Cumhurbaşkanı Recep Tayyip Erdoğan, Lütfi Kırdar Uluslararası Kongre ve Sergi Sarayı'nda düzenlenen DEİK 37. Genel Kurulu ve 3’üncü Ustalara Saygı Ödül Töreni'ne katıldı.
DEİK ÇOK ÖNEMLİ GÖREVLER ÜSTLENİYOR
Cumhurbaşkanı Erdoğan, burada yaptığı konuşmada şunları söyledi: Dış Ekonomik İlişkiler Kurulu kıymetli mensupları, iş dünyamızın değerli temsilcileri, saygıdeğer misafirler, sizleri en kalbi duygularımla hürmetle selamlıyorum. Dış Ekonomik İlişkiler Kurulumuzun 37’inci Seçimli Genel Kurulu ve 3’ncü Ustalara Saygı Ödül Törenimiz münasebetiyle siz kardeşlerimle bir araya gelmekten büyük bir memnuniyet duyuyorum.
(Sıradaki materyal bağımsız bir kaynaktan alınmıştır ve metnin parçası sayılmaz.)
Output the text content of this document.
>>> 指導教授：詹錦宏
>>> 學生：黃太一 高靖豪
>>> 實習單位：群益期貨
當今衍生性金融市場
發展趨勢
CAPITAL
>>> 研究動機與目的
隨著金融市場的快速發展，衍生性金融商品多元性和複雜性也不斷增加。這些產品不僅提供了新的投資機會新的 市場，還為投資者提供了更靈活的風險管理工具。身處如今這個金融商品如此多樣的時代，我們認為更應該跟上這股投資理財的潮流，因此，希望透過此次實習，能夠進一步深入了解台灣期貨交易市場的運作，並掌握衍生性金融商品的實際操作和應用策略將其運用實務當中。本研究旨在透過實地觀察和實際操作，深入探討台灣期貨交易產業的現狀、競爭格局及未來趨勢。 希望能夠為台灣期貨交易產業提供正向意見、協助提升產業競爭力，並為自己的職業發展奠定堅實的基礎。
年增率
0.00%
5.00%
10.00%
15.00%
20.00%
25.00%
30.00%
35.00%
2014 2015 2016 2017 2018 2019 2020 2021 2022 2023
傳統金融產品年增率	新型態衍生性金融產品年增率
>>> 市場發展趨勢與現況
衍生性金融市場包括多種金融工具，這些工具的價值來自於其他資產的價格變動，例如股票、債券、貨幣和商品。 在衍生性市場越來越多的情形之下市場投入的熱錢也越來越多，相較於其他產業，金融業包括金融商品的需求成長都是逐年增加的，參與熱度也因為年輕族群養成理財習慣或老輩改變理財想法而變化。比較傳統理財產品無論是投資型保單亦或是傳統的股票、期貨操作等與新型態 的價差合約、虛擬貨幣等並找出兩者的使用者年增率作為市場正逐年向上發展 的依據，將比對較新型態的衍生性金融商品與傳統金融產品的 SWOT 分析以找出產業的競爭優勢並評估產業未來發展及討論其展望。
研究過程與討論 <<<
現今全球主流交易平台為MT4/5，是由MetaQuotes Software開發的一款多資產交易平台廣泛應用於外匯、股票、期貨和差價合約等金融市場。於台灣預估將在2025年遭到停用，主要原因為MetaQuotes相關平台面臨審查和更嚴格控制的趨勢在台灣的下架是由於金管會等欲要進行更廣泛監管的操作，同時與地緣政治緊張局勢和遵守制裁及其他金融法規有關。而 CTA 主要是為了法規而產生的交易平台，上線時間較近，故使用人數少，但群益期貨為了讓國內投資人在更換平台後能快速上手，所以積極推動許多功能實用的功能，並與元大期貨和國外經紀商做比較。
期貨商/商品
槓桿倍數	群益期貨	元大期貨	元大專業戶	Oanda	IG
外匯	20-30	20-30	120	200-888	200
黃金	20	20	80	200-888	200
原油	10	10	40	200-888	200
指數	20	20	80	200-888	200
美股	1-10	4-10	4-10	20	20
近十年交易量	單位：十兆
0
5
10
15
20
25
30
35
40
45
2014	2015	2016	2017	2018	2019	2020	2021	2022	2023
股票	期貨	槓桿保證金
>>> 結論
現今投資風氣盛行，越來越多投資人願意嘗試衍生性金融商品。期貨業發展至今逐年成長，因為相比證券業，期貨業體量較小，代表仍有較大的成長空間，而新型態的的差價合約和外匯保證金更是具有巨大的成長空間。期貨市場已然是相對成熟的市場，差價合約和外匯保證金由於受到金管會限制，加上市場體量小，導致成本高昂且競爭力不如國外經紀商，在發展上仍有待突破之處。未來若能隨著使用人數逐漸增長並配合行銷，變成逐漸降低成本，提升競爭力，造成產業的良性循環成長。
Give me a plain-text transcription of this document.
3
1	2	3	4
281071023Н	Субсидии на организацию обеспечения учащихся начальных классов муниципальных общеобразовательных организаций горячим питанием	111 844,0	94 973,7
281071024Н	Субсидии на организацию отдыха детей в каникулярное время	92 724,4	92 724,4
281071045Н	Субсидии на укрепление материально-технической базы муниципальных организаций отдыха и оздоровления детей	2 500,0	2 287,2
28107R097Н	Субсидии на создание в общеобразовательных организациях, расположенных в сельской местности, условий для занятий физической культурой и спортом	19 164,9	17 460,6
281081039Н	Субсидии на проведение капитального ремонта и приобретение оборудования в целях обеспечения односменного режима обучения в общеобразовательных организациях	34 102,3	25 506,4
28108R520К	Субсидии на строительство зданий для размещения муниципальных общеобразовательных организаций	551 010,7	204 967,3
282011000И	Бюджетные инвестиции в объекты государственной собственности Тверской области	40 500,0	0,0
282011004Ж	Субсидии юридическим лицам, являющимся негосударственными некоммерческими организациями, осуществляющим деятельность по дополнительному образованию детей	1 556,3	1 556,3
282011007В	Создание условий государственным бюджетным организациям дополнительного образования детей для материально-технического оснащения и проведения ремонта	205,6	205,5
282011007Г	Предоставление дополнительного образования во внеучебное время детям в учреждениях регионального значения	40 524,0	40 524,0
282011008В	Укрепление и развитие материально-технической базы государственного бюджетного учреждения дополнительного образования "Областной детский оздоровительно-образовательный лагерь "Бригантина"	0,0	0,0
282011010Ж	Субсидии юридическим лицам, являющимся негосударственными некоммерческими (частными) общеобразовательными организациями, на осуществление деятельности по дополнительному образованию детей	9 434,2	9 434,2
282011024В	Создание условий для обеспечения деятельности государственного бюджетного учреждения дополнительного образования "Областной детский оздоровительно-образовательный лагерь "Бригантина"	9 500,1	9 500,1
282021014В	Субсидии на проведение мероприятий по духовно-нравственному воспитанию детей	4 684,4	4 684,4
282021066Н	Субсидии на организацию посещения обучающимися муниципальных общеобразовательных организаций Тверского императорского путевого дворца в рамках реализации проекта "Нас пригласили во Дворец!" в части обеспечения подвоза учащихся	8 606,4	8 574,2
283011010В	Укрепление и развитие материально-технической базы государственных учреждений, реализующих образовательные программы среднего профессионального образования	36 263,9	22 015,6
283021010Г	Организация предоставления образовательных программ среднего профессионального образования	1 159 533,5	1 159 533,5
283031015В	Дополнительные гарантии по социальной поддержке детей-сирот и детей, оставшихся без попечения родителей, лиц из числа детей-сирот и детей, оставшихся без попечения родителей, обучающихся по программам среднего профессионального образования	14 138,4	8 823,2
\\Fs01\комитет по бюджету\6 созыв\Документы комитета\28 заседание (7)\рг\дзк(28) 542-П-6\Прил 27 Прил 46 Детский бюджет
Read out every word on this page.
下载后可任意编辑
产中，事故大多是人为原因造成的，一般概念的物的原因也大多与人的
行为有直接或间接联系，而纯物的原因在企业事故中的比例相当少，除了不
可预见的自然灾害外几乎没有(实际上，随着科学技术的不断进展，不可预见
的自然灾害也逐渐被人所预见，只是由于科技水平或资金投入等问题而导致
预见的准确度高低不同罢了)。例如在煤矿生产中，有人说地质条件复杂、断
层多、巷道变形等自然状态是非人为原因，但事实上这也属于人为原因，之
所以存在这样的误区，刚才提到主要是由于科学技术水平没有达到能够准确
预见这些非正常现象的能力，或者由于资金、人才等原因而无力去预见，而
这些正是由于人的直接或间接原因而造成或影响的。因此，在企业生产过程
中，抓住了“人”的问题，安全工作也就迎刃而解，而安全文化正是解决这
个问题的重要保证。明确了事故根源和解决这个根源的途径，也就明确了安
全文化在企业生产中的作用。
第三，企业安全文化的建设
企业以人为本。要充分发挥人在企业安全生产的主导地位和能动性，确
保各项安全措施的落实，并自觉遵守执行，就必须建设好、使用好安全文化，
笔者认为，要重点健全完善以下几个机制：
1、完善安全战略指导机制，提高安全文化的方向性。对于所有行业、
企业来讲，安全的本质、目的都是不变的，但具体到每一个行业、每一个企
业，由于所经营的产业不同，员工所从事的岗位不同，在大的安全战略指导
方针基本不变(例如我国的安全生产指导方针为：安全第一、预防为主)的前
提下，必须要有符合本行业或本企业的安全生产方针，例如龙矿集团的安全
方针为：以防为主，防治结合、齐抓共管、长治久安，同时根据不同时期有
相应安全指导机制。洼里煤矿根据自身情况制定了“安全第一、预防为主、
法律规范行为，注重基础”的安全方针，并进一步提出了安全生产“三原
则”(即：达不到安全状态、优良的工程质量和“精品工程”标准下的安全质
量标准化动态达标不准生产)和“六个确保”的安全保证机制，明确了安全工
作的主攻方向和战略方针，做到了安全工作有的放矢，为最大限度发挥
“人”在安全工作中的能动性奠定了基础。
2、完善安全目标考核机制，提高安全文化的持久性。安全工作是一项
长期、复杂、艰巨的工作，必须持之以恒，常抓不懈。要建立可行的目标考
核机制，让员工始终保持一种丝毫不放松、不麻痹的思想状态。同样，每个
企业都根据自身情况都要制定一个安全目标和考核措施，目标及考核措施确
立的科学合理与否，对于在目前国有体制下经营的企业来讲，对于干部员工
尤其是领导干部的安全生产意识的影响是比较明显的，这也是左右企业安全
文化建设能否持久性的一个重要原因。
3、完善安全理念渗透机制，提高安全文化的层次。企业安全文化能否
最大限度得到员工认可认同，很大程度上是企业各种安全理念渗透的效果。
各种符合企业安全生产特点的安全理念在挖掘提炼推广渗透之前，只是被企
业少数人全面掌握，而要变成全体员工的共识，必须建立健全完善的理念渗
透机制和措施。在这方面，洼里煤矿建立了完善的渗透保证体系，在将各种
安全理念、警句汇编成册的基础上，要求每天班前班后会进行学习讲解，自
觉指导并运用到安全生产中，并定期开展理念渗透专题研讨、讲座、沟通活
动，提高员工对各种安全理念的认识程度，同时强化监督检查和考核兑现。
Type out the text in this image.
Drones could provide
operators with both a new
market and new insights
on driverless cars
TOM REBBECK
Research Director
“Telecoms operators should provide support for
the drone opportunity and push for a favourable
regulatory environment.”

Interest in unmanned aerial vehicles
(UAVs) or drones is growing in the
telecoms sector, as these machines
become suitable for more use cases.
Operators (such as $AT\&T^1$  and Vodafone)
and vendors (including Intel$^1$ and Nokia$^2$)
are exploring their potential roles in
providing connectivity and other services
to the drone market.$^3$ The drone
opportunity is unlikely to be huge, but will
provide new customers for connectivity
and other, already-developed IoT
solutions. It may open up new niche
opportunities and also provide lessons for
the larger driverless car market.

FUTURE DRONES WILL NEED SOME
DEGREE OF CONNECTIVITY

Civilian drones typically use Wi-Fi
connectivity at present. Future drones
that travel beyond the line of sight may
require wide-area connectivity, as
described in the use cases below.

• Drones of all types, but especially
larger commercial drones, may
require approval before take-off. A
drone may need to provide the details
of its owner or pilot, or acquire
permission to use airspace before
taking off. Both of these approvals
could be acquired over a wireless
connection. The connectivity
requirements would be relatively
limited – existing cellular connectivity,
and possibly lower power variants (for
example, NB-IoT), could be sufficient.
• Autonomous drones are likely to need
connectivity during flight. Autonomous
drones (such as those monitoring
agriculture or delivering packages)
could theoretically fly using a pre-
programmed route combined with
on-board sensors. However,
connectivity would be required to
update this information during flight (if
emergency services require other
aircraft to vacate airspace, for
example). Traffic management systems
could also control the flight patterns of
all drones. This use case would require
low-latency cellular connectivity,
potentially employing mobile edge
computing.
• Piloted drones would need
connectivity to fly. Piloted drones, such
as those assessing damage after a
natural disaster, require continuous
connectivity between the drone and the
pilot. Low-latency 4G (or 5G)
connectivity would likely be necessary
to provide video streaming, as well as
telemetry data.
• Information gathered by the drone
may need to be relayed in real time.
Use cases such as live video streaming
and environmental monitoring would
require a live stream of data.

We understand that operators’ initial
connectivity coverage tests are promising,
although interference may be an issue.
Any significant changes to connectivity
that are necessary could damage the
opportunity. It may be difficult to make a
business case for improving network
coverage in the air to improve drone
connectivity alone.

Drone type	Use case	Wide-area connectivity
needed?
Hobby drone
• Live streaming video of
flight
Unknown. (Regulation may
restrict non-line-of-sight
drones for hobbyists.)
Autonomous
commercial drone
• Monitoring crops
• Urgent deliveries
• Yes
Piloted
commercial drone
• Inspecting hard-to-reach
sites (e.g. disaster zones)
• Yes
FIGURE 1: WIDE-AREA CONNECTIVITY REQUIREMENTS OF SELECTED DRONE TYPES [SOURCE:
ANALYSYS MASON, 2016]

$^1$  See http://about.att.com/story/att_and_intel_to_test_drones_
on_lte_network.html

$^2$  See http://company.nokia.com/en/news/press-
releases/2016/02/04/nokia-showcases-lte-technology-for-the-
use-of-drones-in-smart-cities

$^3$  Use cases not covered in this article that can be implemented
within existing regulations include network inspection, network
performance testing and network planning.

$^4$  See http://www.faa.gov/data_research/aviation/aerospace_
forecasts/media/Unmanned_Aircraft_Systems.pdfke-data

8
DEİK kurulduğundan bu yana dış ekonomik ilişkilerini yönetmek konusunda çok önemli görev üstleniyor. Türkiye'nin gelişmesine, ekonomisinin büyütmesine katkı yapan DEİK üyelerine en kalbi şükranlarımı sunuyorum. Ödüle layık görülen ustalarımızı takdir ediyorum. DEİK, 152 iş konseyi ve 5 bin üyesiyle özel sektörümüzün dünyaya açılan penceresidir. Resmi ziyaretler, uluslararası ziyaretlerde siz kardeşlerimizin bir programına muhakkak rastlıyoruz.
İSRAİL’E BASKI SÜRECEK
Güney Afrika'dan Malezya'ya, Türk cumhuriyetlerinden Amerika'ya yeryüzünün hemen her yerinde DEİK'in gönül elçileriyle karşılaşıyoruz. Kurduğu ticaret köprülerini, gönül köprüleriyle perçinleyen DEİK camiasıyla iftihar ediyoruz. DEİK üyeleriyle istişarelerde bulunduk. Sizlerle yakın diyalog içinde olmanın gayretindeyiz. Gazze'de 36 bin masumu şehit eden İsrail’i ateşkese zorlamak amacıyla aldığımız ticari işlemleri durdurma kararımızın uygulanma sürecinde de iş dünyamızla iletişim kanallarımızı açık tutuyoruz. Netanyahu yönetimi, Gazze'deki katliamlarını durdurana kadar ticaret ve diplomasi alanında İsrail üzerine baskıyı sürdüreceğiz. DEİK ile önümüzdeki dönemde de meselelerimizi görüşmeye, konuşmaya, sıkıntılarınıza çare yürütmeye devam edeceğiz.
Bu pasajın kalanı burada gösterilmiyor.